Great post, and welcome back, SJ! I can't wait for installments 2-5! Give my best to mycue23, too.

SJ said...

@Jack,
Many thanks, that means a lot to me.

I'd been trying to keep to shorter posts of about 600 words or less, but found myself with drafts that read like rehashes of old posts (Partly because there's a lot of rehashing going on right now from the GOP's figures in government and in the media so it's hard to avoid repetition) I'm trying to express perspectives and angles that I don't see discussed right now in the public. So this series on the "devolution" of candidates/elected officials from experienced and qualified policy makers to pundit/celebrity/reality-show rejects seems like a good aspect to focus on.

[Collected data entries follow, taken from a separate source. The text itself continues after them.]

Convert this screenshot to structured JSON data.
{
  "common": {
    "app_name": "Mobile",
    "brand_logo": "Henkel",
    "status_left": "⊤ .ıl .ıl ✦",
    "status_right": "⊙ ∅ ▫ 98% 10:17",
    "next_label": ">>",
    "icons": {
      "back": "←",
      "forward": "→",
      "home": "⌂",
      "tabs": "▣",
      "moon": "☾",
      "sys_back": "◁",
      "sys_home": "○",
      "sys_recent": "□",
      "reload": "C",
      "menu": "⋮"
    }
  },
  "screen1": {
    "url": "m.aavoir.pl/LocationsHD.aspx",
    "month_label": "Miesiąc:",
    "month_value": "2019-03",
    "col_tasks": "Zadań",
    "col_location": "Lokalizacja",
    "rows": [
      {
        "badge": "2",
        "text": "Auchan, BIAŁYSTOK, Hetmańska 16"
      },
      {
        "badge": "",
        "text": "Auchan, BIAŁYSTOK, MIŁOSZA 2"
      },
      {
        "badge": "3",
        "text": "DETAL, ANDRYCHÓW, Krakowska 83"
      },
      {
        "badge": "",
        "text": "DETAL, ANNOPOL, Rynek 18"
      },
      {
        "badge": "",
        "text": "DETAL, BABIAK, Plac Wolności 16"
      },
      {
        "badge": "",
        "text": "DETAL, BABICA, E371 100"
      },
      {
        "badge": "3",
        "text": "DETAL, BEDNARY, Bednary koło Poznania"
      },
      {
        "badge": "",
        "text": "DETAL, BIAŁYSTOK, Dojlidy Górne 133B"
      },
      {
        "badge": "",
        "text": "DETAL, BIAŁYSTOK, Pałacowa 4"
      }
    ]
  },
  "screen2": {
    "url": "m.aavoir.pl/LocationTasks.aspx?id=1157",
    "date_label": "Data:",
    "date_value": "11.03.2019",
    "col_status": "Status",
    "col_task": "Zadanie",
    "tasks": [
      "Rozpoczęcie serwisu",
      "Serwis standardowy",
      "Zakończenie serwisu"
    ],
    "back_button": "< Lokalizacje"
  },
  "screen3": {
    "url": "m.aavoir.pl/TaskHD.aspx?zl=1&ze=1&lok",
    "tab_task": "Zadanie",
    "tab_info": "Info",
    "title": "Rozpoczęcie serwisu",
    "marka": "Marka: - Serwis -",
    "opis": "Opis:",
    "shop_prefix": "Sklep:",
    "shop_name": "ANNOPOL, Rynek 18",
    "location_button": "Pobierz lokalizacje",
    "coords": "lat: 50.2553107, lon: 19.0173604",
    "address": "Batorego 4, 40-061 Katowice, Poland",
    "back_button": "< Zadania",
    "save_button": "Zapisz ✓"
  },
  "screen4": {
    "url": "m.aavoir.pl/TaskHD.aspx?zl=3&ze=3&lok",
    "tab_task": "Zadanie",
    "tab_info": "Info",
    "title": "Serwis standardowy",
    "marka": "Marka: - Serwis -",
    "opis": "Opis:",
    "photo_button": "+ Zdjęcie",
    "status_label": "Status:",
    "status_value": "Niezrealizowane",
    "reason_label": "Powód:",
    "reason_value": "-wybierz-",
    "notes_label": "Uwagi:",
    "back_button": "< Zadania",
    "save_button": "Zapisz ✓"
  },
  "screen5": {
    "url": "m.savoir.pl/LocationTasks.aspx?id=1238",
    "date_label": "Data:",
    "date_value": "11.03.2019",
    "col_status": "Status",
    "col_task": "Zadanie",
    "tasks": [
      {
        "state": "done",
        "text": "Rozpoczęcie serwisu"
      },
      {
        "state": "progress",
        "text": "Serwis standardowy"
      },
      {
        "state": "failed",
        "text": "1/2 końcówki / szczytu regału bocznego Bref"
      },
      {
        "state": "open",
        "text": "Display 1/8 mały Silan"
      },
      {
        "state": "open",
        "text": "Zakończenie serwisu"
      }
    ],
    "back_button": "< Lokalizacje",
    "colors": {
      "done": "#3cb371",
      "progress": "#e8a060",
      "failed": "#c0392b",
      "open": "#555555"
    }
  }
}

The have Joe the Plumber run if they could. They are so desperate that they don't want to admit that Sarah Palin was and is a really bad idea for VP, and now that the national spotlight is on her, I think most people don't think she should even be a Governor of a state. -Again if they really wanted a woman VP, there's Christie Todd Whitman, there's Linda Lingle, there's plenty more women out there on the right who are smart, (not my choices for office by a long shot) experienced and objectively capable statespersons. But they're not robotic party faithful are they?
That insistence on Orthodoxy over ability is one of the many reasons the GOP is sinking fast before our eyes.
If the GOP keeps up this stupidity, I see a chance for the Libertarian Party to raise its profile exponentially in the US, which is also scary as they have a very radical Conservative posture. For a lot of people on the Right in America, they may seem like the only game in town, since Republicans have been proclaiming policy with their mouths, and acting like corporate shills with their policy and actions.

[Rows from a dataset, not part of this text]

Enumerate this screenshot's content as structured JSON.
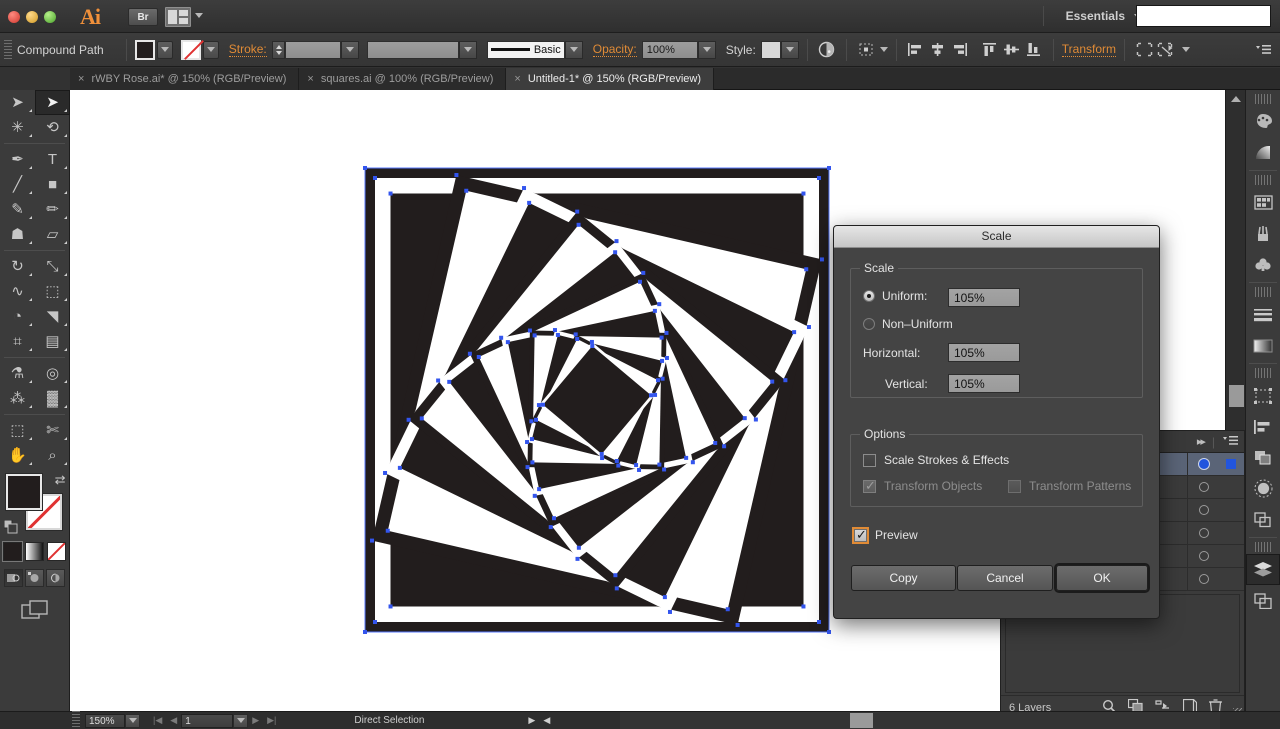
{
  "app": {
    "name": "Ai",
    "bridge_label": "Br",
    "workspace": "Essentials",
    "search_value": ""
  },
  "control_bar": {
    "selection_label": "Compound Path",
    "fill_icon": "fill-swatch-icon",
    "stroke_swatch_icon": "stroke-none-swatch-icon",
    "stroke_label": "Stroke:",
    "stroke_weight": "",
    "stroke_profile": "",
    "brush_label": "Basic",
    "opacity_label": "Opacity:",
    "opacity_value": "100%",
    "style_label": "Style:",
    "transform_label": "Transform",
    "recolor_icon": "recolor-artwork-icon",
    "align_icons": [
      "align-left-icon",
      "align-center-horizontal-icon",
      "align-right-icon",
      "align-top-icon",
      "align-center-vertical-icon",
      "align-bottom-icon"
    ],
    "isolate_icon": "isolate-selected-icon",
    "mask_icon": "edit-clipping-path-icon",
    "panel_menu_icon": "panel-menu-icon"
  },
  "tabs": [
    {
      "label": "rWBY Rose.ai* @ 150% (RGB/Preview)",
      "active": false,
      "close": "×"
    },
    {
      "label": "squares.ai @ 100% (RGB/Preview)",
      "active": false,
      "close": "×"
    },
    {
      "label": "Untitled-1* @ 150% (RGB/Preview)",
      "active": true,
      "close": "×"
    }
  ],
  "toolbar": {
    "tools": [
      {
        "name": "selection-tool",
        "glyph": "➤",
        "selected": false
      },
      {
        "name": "direct-selection-tool",
        "glyph": "➤",
        "selected": true
      },
      {
        "name": "magic-wand-tool",
        "glyph": "✳",
        "selected": false
      },
      {
        "name": "lasso-tool",
        "glyph": "⟲",
        "selected": false
      },
      {
        "name": "pen-tool",
        "glyph": "✒",
        "selected": false
      },
      {
        "name": "type-tool",
        "glyph": "T",
        "selected": false
      },
      {
        "name": "line-segment-tool",
        "glyph": "╱",
        "selected": false
      },
      {
        "name": "rectangle-tool",
        "glyph": "■",
        "selected": false
      },
      {
        "name": "paintbrush-tool",
        "glyph": "✎",
        "selected": false
      },
      {
        "name": "pencil-tool",
        "glyph": "✏",
        "selected": false
      },
      {
        "name": "blob-brush-tool",
        "glyph": "☗",
        "selected": false
      },
      {
        "name": "eraser-tool",
        "glyph": "▱",
        "selected": false
      },
      {
        "name": "rotate-tool",
        "glyph": "↻",
        "selected": false
      },
      {
        "name": "scale-tool",
        "glyph": "⤡",
        "selected": false
      },
      {
        "name": "width-tool",
        "glyph": "∿",
        "selected": false
      },
      {
        "name": "free-transform-tool",
        "glyph": "⬚",
        "selected": false
      },
      {
        "name": "shape-builder-tool",
        "glyph": "◔",
        "selected": false
      },
      {
        "name": "perspective-grid-tool",
        "glyph": "◥",
        "selected": false
      },
      {
        "name": "mesh-tool",
        "glyph": "⌗",
        "selected": false
      },
      {
        "name": "gradient-tool",
        "glyph": "▤",
        "selected": false
      },
      {
        "name": "eyedropper-tool",
        "glyph": "⚗",
        "selected": false
      },
      {
        "name": "blend-tool",
        "glyph": "◎",
        "selected": false
      },
      {
        "name": "symbol-sprayer-tool",
        "glyph": "⁂",
        "selected": false
      },
      {
        "name": "column-graph-tool",
        "glyph": "▓",
        "selected": false
      },
      {
        "name": "artboard-tool",
        "glyph": "⬚",
        "selected": false
      },
      {
        "name": "slice-tool",
        "glyph": "✄",
        "selected": false
      },
      {
        "name": "hand-tool",
        "glyph": "✋",
        "selected": false
      },
      {
        "name": "zoom-tool",
        "glyph": "⌕",
        "selected": false
      }
    ],
    "fill_color": "#221d1d",
    "stroke_color": "none",
    "color_modes": [
      "color-swatch-mode",
      "gradient-mode",
      "none-mode"
    ],
    "draw_modes": [
      "draw-normal",
      "draw-behind",
      "draw-inside"
    ],
    "screen_mode": "change-screen-mode"
  },
  "dock_icons": [
    "color-panel-icon",
    "color-guide-panel-icon",
    "swatches-panel-icon",
    "brushes-panel-icon",
    "symbols-panel-icon",
    "stroke-panel-icon",
    "gradient-panel-icon",
    "transform-panel-icon",
    "align-panel-icon",
    "pathfinder-panel-icon",
    "transparency-panel-icon",
    "appearance-panel-icon",
    "layers-panel-icon",
    "artboards-panel-icon"
  ],
  "layers_panel": {
    "collapse_icon": "collapse-to-icons-icon",
    "menu_icon": "panel-menu-icon",
    "rows": [
      {
        "visible": true,
        "selected": true,
        "targeted": true
      },
      {
        "visible": true,
        "selected": false,
        "targeted": false
      },
      {
        "visible": true,
        "selected": false,
        "targeted": false
      },
      {
        "visible": true,
        "selected": false,
        "targeted": false
      },
      {
        "visible": true,
        "selected": false,
        "targeted": false
      },
      {
        "visible": true,
        "selected": false,
        "targeted": false
      }
    ],
    "count_label": "6 Layers",
    "footer_icons": [
      "locate-object-icon",
      "make-clipping-mask-icon",
      "create-new-sublayer-icon",
      "create-new-layer-icon",
      "delete-selection-icon"
    ]
  },
  "status_bar": {
    "zoom_value": "150%",
    "page_value": "1",
    "tool_status": "Direct Selection",
    "first_page_icon": "first-page-icon",
    "prev_page_icon": "previous-page-icon",
    "next_page_icon": "next-page-icon",
    "last_page_icon": "last-page-icon"
  },
  "dialog": {
    "title": "Scale",
    "scale_group_legend": "Scale",
    "uniform_label": "Uniform:",
    "uniform_value": "105%",
    "uniform_selected": true,
    "non_uniform_label": "Non–Uniform",
    "non_uniform_selected": false,
    "horizontal_label": "Horizontal:",
    "horizontal_value": "105%",
    "vertical_label": "Vertical:",
    "vertical_value": "105%",
    "options_group_legend": "Options",
    "scale_strokes_label": "Scale Strokes & Effects",
    "scale_strokes_checked": false,
    "transform_objects_label": "Transform Objects",
    "transform_objects_checked": true,
    "transform_objects_disabled": true,
    "transform_patterns_label": "Transform Patterns",
    "transform_patterns_checked": false,
    "transform_patterns_disabled": true,
    "preview_label": "Preview",
    "preview_checked": true,
    "copy_button": "Copy",
    "cancel_button": "Cancel",
    "ok_button": "OK",
    "accent_color": "#e08b36"
  },
  "artwork": {
    "description": "nested-rotating-squares-spiral",
    "fill_color": "#221d1d",
    "anchor_color": "#3355ee",
    "selection_color": "#5577ff",
    "squares": 11,
    "rotation_step_deg": 13,
    "shrink_ratio": 0.845
  }
}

Thanks again for the kind words Jack.

-SJ

Jack Jodell said...

SJ, to hell with brevity---what needs to be said needs to be said. Unlike Garrison Keillor or some other writers, you don't pad your pieces with overabundant flowery nonsense. You get right to the point, and it always makes sense. So get it out, brother, because you and your partner there can always be counted on for relevant and well reasoned posts. I comb your blog daily looking for more. You speak the language of truth and passion. Give 'em hell!